(Male 30s) - Elyot Chase, a handsome, thirtyish man. Five years earlier, he had divorced Amanda, to whom he had been married for three tumultuous years.
When he sees Amanda again, he realizes that she is his true love. Elyot, first performed by the playwright himself, represents the witty, irreverent,
sophisticated Englishman that the playwright admired and saw himself as exemplifying.
(Female 20s) - Sibyl Chase, Elyot’s blond, attractive, twenty-three-year-old bride. Conventional, unimaginative, and innocent, she is Amanda’s antithesis and suggests the playwright’s dim view of the “nice” English girl. She implies to Elyot that she will tailor life to suit his whims.

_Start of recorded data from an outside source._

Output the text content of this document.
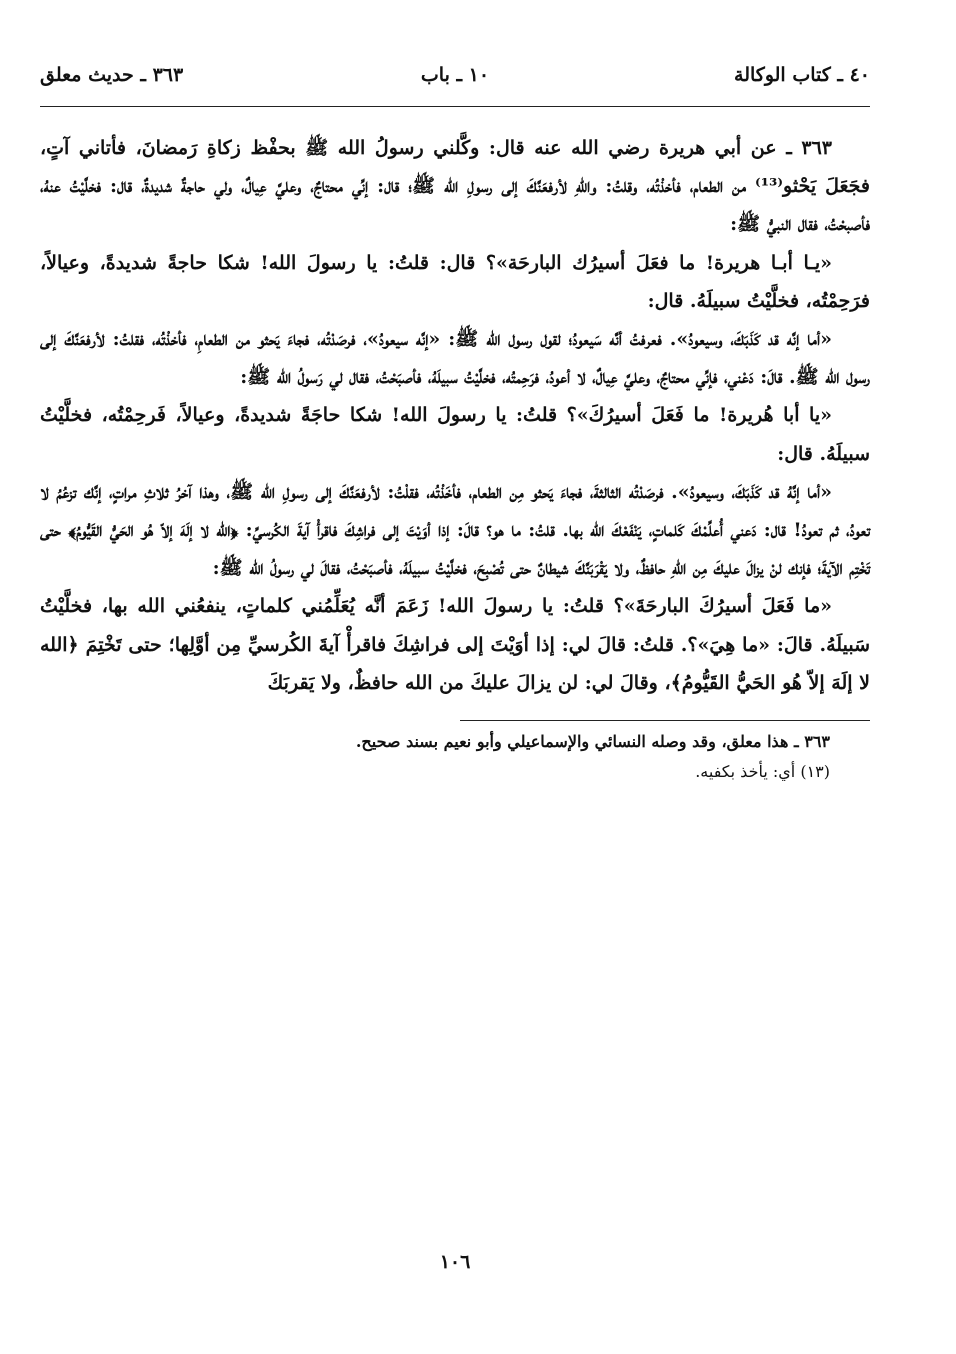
٤٠ ـ كتاب الوكالة
١٠ ـ باب
٣٦٣ ـ حديث معلق

٣٦٣ ـ عن أبي هريرة رضي الله عنه قال: وكَّلني رسولُ الله ﷺ بحفْظ زكاةِ رَمضانَ، فأتاني آتٍ، فجَعَلَ يَحْثو⁽¹³⁾ من الطعام، فأخذْتُه، وقلتُ: واللهِ لأرفعَنَّكَ إلى رسولِ الله ﷺ؛ قال: إنِّي محتاجٌ، وعليَّ عِيالٌ، ولي حاجةٌ شديدةٌ، قال: فخلَّيْتُ عنهُ، فأصبحْتُ، فقال النبيُّ ﷺ:

«يـا أبـا هريرة! ما فعَلَ أسيرُك البارحَة»؟ قال: قلتُ: يا رسولَ الله! شكا حاجةً شديدةً، وعيالاً، فرَحِمْتُه، فخلَّيْتُ سبيلَهُ. قال:

«أما إنَّه قد كَذَبَكَ، وسيعودُ». فعرفتُ أنَّه سَيعودُ؛ لقول رسول الله ﷺ: «إنَّه سيعودُ»، فرصَدْتُه، فجاءَ يَحثو من الطعامِ، فأخذْتُه، فقلتُ: لأرفعَنَّكَ إلى رسول الله ﷺ. قالَ: دَعْني، فإنِّي محتاجٌ، وعليَّ عِيالٌ، لا أعودُ، فرَحِمتُه، فخلَّيْتُ سبيلَهُ، فأصبَحْتُ، فقال لي رَسولُ الله ﷺ:

«يا أبا هُريرة! ما فَعَلَ أسيرُكَ»؟ قلتُ: يا رسولَ الله! شكا حاجَةً شديدةً، وعيالاً، فَرحِمْتُه، فخلَّيْتُ سبيلَهُ. قال:

«أما إنَّهُ قد كَذَبَكَ، وسيعودُ». فرصَدْتُه الثالثةَ، فجاءَ يَحثو مِن الطعام، فأخَذْتُه، فقلْتُ: لأرفعَنَّكَ إلى رسولِ الله ﷺ، وهذا آخرُ ثلاثِ مراتٍ، إنَّك تزعُمُ لا تعودُ، ثم تعودُ! قال: دَعني أُعلِّمْكَ كَلماتٍ، يَنْفَعْكَ الله بها. قلتُ: ما هو؟ قالَ: إذا أوَيْتَ إلى فراشِكَ فاقرأْ آيةَ الكُرسيِّ: ﴿الله لا إلَهَ إلاّ هُو الحَيُّ القَيُّومُ﴾ حتى تَخْتِم الآيةَ؛ فإنك لنْ يزالَ عليكَ مِن اللهِ حافظٌ، ولا يَقْرَبَنَّكَ شيطانٌ حتى تُصْبِحَ، فخلَّيْتُ سبيلَهُ، فأصبَحْتُ، فقالَ لي رسولُ الله ﷺ:

«ما فَعَلَ أسيرُكَ البارحَةَ»؟ قلتُ: يا رسولَ الله! زَعَمَ أنَّه يُعَلِّمُني كلماتٍ، ينفعُني الله بها، فخلَّيْتُ سَبيلَهُ. قالَ: «ما هِيَ»؟. قلتُ: قالَ لي: إذا أوَيْتَ إلى فراشِكَ فاقرأْ آيةَ الكُرسيِّ مِن أوَّلِها؛ حتى تَخْتِمَ ﴿الله لا إلَهَ إلاّ هُو الحَيُّ القَيُّومُ﴾، وقالَ لي: لن يزالَ عليكَ من الله حافظٌ، ولا يَقربَكَ

٣٦٣ ـ هذا معلق، وقد وصله النسائي والإسماعيلي وأبو نعيم بسند صحيح.
(١٣) أي: يأخذ بكفيه.
١٠٦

(Female 30s) - Amanda Prynne, Elyot’s first wife, newly married to Victor Prynne. She, too, is honeymooning at Deauville as the play opens. She is the most vivacious character in the work. She is not only beautiful but also spirited, independent, and unconventional—a fit partner for Elyot.
(Male 40s) - Victor Prynne, a handsome man a few years older than Elyot. Stuffy and stodgy, he lacks a sense of humor.

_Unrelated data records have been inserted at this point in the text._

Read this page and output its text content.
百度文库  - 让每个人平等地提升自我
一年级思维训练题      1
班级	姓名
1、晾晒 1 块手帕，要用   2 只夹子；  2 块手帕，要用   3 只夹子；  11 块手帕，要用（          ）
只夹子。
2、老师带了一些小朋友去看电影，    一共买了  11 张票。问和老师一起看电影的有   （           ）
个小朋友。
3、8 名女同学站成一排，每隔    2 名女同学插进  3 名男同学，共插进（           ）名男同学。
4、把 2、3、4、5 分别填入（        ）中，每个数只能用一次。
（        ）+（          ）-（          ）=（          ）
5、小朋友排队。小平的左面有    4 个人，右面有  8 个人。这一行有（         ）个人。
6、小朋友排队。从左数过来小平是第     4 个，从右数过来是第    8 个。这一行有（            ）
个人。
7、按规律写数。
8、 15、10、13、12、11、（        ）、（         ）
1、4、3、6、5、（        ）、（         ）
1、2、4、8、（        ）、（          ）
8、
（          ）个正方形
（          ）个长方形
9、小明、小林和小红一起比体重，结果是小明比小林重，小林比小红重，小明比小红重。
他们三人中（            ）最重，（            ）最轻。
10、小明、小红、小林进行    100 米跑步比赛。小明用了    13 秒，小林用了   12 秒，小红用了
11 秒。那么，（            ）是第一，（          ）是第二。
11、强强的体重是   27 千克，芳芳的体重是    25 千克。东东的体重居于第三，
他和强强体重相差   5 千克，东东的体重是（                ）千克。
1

Like Sibyl, he is shocked by the elopement of Elyot and Amanda; when he and Sibyl catch up with the other couple,
he chivalrously offers to divorce Amanda even though he deeply loves her.
Sibyl is his true soul mate.
(Female) - Louise, Amanda’s French-speaking maid. She makes a brief appearance in the third act. Her inability to speak English and her incomprehension of the bizarre occurrences in the apartment provide a number of laughs.